WPIX went from four screening shifts a day to two, and the remaining screeners often work through meals and breaks, come in early and/or stay late without compensation, in order to finish the assigned work.
Broken chairs; filthy vents blowing cold air directly on engineers; single maintenance men running cable, leaving open holes in the floor unattended; are the rule, rather than the exception.
Complaints to management and human resources fall on deaf ears. Multiple violations of the Americans with Disabilities Act (ADA) have been reported to HR and been scoffed at and ignored.
Recently, Sal Marchiano picked up a newspaper and read he had "retired" from his job as nightly sports anchor for WPIX-TV, a position he held for 14 years. This was like a living, breathing somebody reading his obituary.
"Sal made a decision to retire at the end of this year, and last week was Sal's last week on the air as our sports anchor," a WPIX-TV spokeswoman told the Daily News at the time.
Long time AFTRA member, Marchiano, who for 41 years (at Channels 2, 7 & 11), provided highlights, wisecracks and sarcasm to those inclined to "keep it where it is," chuckled at the notion he had decided to call it quits. "Reports about my retirement were - and are - inaccurate," Marchiano said.

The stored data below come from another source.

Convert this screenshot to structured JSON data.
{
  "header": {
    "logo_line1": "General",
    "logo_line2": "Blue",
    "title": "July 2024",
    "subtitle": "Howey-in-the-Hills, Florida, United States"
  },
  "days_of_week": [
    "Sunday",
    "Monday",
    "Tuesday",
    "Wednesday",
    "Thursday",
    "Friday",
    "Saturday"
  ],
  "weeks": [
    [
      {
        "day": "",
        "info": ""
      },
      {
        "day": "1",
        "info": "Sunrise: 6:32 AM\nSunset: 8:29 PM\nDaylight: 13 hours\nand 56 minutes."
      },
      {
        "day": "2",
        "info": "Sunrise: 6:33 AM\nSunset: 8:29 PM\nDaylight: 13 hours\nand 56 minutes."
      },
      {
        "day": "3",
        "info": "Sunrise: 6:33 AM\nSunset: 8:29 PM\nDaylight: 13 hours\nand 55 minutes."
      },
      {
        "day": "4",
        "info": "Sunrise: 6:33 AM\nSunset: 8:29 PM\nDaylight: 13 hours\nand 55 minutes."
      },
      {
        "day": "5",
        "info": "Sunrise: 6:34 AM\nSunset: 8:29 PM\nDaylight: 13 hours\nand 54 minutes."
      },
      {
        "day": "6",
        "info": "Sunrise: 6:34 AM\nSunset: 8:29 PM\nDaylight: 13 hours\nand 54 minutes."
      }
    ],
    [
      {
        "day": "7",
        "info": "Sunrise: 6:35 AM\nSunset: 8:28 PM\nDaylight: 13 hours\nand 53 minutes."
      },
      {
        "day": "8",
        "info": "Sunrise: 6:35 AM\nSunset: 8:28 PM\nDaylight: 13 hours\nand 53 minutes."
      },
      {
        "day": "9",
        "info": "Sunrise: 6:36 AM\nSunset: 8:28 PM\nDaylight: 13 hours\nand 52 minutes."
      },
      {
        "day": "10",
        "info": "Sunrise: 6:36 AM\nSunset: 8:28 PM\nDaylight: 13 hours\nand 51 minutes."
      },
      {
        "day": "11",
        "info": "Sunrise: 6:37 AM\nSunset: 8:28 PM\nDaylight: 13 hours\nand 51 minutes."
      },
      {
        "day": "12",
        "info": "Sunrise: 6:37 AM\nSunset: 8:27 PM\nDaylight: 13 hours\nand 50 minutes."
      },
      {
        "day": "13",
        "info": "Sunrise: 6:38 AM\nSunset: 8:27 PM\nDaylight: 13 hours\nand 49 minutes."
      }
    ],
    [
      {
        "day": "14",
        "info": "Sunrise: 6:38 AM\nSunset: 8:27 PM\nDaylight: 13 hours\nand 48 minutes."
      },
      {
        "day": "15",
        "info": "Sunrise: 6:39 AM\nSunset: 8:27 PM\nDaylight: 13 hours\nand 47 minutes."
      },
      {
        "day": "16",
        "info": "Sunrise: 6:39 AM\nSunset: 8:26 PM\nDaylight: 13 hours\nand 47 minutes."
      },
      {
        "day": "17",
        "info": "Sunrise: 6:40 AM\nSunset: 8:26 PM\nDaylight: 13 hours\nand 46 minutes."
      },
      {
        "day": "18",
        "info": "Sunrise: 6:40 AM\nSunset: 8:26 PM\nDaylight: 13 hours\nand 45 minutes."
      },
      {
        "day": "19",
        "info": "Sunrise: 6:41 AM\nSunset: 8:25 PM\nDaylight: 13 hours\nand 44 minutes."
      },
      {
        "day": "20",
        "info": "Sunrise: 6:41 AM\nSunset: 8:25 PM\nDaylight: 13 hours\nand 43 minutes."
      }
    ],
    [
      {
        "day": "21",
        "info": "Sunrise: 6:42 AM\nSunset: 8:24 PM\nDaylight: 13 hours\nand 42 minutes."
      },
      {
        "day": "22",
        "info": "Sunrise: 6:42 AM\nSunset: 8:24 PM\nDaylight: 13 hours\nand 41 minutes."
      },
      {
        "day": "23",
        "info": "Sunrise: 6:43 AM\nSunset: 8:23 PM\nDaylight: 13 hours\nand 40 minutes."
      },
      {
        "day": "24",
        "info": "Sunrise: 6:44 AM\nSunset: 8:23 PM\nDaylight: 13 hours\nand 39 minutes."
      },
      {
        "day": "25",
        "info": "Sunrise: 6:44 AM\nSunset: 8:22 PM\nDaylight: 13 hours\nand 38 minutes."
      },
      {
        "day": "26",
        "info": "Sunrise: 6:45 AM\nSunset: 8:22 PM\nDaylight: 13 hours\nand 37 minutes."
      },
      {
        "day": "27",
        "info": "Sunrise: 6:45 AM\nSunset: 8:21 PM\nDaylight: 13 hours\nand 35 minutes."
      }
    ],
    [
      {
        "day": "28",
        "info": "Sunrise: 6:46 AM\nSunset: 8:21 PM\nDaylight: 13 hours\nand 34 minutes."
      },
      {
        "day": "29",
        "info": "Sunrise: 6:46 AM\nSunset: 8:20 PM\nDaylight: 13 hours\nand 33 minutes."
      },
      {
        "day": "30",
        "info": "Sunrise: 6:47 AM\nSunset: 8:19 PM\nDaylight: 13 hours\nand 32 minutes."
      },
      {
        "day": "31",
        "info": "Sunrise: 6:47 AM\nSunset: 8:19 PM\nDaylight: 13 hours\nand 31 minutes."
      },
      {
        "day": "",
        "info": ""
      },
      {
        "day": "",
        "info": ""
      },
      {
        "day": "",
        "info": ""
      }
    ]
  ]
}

It's bad enough not to have your contract renewed, but to have the company attempt to damage Sal's ability to work elsewhere by falsely announcing his retirement, is disgraceful by any measure.
Tribune is cutting operating costs at all their newspapers and TV stations.
To that end, Tribune and Local TV Holdings combined the operations of their stations in Denver and St. Louis.
In Denver, the agreement combines Local TV owned FOX affiliate KDVR and Tribune's KWGN. In St. Louis, Tribune's KPLR and Local TV owned FOX affiliate, KTVI, will share services. The two stations in each city will locate in the same facility, use combined news operations, and share certain programming.
In Philadelphia, Tribune owned WTXF first began sharing ENG video footage and helicopter services with NBC affiliate WCAU, then subcontracted the entire news operation to the NBC affiliate, leaving only 7 IBEW represented engineers to run and maintain Tribune's master control at WTXF.
Tribune Broadcasting announced recently that it will combine the facilities and staff of its 24-hour cable news station, CLTV, with their own WGN-TV.
Will this happen in New York? We don't know, but consider the following:
The CW Network already airs out of the CBS Broadcast Center and NBC has already done a deal with Tribune in Philadelphia, so either would be a good fit for them, if Tribune decided go the consolidation route.
They could also automate the studio news operation, combining audio, video, robotics, server, graphics, DA, TD, and director into one awful job. This would eliminate 7 more IBEW Local 1212 represented job categories.
The company could consolidate the master control for all 23 stations into Indianapolis, much like CNN does in Atlanta and eliminate local master control at WPIX altogether.
Could any of these things actually happen at WPIX?
But, to quote an old horror film, "Something evil this way comes."